Friday, February 17, 2017

TGIF

Here's a link to the Week in Congress's report on Capitol Hill activities this past week. Yesterday, the Senate did confirm Mick Mulvaney to be director of Office of Management and Budget (per NPR) and the President nominated a law school dean Alexander Acosta to serve as Labor Secretary (per Reuters).

The Wall Street Journal posted on You Tube a video interview of Aetna CEO Mark Bertolini, an impressive guy, as part of its Future of Health Series. It's 50 minutes long and worth a listen.

Mr. Bertolini compliments Medicare Advantage for its practice of compensation insurers for risk. The FEHBP in contrast does not have a risk adjustment practice. Features like risk adjustment do carry legal risk as the Minnesota Star Tribune evidences today in a story about a whistleblower initiated and federal government supported False Claims Act lawsuit against United Healthcare's Ingenix (now called Optum) unit for allegedly falsifying risk adjustment reports for Medicare Advantage plans in the last decade. Health care business risks go way beyond insurance.
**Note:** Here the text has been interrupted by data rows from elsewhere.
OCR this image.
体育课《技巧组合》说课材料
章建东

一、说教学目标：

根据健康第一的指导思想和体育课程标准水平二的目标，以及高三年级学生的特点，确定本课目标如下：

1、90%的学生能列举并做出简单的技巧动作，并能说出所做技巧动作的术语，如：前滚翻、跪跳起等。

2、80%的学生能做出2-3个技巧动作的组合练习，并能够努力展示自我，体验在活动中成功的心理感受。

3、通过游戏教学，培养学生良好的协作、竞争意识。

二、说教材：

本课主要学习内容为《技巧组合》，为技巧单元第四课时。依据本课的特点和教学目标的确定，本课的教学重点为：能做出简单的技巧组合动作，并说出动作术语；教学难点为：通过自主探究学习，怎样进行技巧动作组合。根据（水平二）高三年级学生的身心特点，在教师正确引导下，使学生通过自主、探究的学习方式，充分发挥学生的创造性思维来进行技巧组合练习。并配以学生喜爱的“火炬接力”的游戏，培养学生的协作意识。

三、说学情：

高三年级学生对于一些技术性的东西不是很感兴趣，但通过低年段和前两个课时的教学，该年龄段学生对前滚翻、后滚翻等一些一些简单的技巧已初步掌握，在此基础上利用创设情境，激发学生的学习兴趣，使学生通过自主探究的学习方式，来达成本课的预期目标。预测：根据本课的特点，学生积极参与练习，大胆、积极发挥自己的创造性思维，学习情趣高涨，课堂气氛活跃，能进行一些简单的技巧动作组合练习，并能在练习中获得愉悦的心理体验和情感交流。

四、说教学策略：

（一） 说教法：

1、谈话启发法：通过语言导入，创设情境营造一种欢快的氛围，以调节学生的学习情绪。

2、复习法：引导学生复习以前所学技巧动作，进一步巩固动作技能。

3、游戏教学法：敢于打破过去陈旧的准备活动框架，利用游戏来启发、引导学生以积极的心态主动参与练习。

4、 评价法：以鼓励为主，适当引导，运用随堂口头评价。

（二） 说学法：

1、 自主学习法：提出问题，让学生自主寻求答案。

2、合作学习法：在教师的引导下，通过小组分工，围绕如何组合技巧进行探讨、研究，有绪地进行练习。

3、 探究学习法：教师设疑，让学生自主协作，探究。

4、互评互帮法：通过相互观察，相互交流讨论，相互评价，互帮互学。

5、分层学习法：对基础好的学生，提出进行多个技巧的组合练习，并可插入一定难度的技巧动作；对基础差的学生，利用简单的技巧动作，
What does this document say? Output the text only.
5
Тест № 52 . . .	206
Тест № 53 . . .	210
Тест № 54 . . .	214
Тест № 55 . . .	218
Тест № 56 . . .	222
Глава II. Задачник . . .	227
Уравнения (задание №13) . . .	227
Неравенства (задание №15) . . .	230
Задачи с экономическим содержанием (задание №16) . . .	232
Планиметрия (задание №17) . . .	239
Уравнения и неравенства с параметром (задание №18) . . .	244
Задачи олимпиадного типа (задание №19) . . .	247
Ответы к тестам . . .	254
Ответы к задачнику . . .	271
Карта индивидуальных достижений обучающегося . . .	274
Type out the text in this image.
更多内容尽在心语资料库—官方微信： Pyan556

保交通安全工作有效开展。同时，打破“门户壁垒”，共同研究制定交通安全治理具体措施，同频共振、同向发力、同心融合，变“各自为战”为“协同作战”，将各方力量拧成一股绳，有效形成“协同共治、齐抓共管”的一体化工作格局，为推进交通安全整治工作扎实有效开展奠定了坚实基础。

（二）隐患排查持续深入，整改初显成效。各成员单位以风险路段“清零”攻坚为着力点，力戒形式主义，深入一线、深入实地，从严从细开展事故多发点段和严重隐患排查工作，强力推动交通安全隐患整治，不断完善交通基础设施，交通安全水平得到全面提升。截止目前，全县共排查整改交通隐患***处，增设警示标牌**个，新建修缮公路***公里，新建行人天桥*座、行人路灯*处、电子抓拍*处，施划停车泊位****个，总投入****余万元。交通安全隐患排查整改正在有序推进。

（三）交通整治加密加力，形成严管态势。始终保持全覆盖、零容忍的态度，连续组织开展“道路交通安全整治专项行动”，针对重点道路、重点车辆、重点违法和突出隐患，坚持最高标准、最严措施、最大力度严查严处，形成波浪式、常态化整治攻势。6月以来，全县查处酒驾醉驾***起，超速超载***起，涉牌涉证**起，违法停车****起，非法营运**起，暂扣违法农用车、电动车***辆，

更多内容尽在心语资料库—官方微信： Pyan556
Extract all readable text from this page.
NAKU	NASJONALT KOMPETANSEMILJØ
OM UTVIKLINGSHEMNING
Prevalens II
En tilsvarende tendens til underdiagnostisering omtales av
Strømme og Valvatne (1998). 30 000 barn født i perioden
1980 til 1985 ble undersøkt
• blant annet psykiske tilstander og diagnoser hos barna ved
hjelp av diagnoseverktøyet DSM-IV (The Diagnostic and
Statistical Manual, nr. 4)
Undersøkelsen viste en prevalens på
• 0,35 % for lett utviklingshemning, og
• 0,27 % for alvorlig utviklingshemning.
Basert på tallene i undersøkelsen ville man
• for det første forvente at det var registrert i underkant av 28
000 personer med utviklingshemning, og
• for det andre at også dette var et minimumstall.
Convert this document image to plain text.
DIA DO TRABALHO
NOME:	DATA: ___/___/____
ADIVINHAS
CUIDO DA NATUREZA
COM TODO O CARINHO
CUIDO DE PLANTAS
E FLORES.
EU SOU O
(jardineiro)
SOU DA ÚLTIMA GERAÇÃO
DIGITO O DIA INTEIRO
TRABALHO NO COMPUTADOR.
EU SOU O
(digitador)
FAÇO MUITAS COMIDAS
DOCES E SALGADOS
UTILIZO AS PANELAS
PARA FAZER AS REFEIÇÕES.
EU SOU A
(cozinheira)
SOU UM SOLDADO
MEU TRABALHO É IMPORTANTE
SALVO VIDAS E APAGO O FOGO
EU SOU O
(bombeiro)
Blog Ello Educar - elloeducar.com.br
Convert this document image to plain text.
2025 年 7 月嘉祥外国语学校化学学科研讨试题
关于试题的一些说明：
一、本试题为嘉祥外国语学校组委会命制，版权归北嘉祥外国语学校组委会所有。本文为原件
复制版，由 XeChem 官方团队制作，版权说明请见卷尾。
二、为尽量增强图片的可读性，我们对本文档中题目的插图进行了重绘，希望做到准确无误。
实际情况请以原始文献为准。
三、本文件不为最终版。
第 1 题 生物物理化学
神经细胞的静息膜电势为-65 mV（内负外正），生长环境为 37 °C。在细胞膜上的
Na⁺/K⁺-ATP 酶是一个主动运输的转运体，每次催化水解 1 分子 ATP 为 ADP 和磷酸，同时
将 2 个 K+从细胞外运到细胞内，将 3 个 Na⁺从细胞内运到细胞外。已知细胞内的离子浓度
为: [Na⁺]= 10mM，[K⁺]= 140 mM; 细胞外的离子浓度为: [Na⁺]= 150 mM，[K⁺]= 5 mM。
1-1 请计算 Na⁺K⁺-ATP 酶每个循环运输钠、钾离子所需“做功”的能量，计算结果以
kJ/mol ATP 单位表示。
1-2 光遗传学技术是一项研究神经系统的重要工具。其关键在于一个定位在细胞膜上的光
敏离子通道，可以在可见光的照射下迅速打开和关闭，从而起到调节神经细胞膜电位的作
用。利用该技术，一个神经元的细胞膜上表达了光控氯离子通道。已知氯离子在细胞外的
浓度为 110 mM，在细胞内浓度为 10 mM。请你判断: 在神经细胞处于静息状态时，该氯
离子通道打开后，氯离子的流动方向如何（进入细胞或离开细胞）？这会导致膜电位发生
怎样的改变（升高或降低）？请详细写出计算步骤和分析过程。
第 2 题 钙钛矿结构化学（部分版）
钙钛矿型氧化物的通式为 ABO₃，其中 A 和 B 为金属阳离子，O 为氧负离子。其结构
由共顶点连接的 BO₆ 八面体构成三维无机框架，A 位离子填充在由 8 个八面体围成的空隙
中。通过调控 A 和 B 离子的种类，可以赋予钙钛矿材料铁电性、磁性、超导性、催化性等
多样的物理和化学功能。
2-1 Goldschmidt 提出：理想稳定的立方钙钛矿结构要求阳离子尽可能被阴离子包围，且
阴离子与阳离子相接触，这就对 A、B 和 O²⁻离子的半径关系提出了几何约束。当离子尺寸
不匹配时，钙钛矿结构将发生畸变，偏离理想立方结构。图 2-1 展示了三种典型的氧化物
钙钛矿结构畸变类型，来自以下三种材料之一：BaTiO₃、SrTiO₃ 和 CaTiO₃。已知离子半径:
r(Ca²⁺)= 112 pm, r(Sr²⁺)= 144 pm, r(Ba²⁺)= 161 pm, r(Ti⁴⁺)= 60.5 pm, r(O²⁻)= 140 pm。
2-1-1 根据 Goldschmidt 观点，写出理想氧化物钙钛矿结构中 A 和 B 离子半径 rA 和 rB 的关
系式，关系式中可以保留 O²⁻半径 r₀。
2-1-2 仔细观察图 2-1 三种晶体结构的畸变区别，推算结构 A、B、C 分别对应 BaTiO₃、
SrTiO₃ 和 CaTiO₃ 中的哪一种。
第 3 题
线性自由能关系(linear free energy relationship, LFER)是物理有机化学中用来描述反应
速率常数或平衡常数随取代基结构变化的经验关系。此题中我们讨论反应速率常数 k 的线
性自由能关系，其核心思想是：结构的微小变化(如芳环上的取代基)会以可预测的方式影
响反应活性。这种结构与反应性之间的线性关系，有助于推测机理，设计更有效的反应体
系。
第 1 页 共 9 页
And in that regard, HHS's Office for Civil Rights thumped Memorial Health Systems with a $5.5 million negotiated penalty for HIPAA Privacy and Security Rule violations according to this HHS News release:
MHS reported to the HHS Office for Civil Rights (OCR) that the protected health information (PHI) of 115,143 individuals had been impermissibly accessed by its employees and impermissibly disclosed to affiliated physician office staff. This information consisted of the affected individuals’ names, dates of birth, and social security numbers. The login credentials of a former employee of an affiliated physician’s office had been used to access the ePHI maintained by MHS on a daily basis without detection from April 2011 to April 2012, affecting 80,000 individuals. Although it had workforce access policies and procedures in place, MHS failed to implement procedures with respect to reviewing, modifying and/or terminating users’ right of access, as required by the HIPAA Rules. Further, MHS failed to regularly review records of information system activity on applications that maintain electronic protected health information by workforce users and users at affiliated physician practices, despite having identified this risk on several risk analyses conducted by MHS from 2007 to 2012.
“Access to ePHI must be provided only to authorized users, including affiliated physician office staff” said Robinsue Frohboese, Acting Director, HHS Office for Civil Rights. “Further, organizations must implement audit controls and review audit logs regularly. As this case shows, a lack of access controls and regular review of audit logs helps hackers or malevolent insiders to cover their electronic tracks, making it difficult for covered entities and business associates to not only recover from breaches, but to prevent them before they happen.”
Finally, falling into the truth may be stranger than fiction category is this Benefits Pro report that  the IRS does not question any taxpayer who fails to check the yes or no box on the federal tax return's question about compliance with individual health mandate.  The Obama Administration first took this loose approach and as Mr. Obama was headed out the door late last year, the IRS announced a change in enforcement policy. The Service now is returning to its silence is golden approach based on President Trump's Executive Order to use a light touch on ACA enforcement.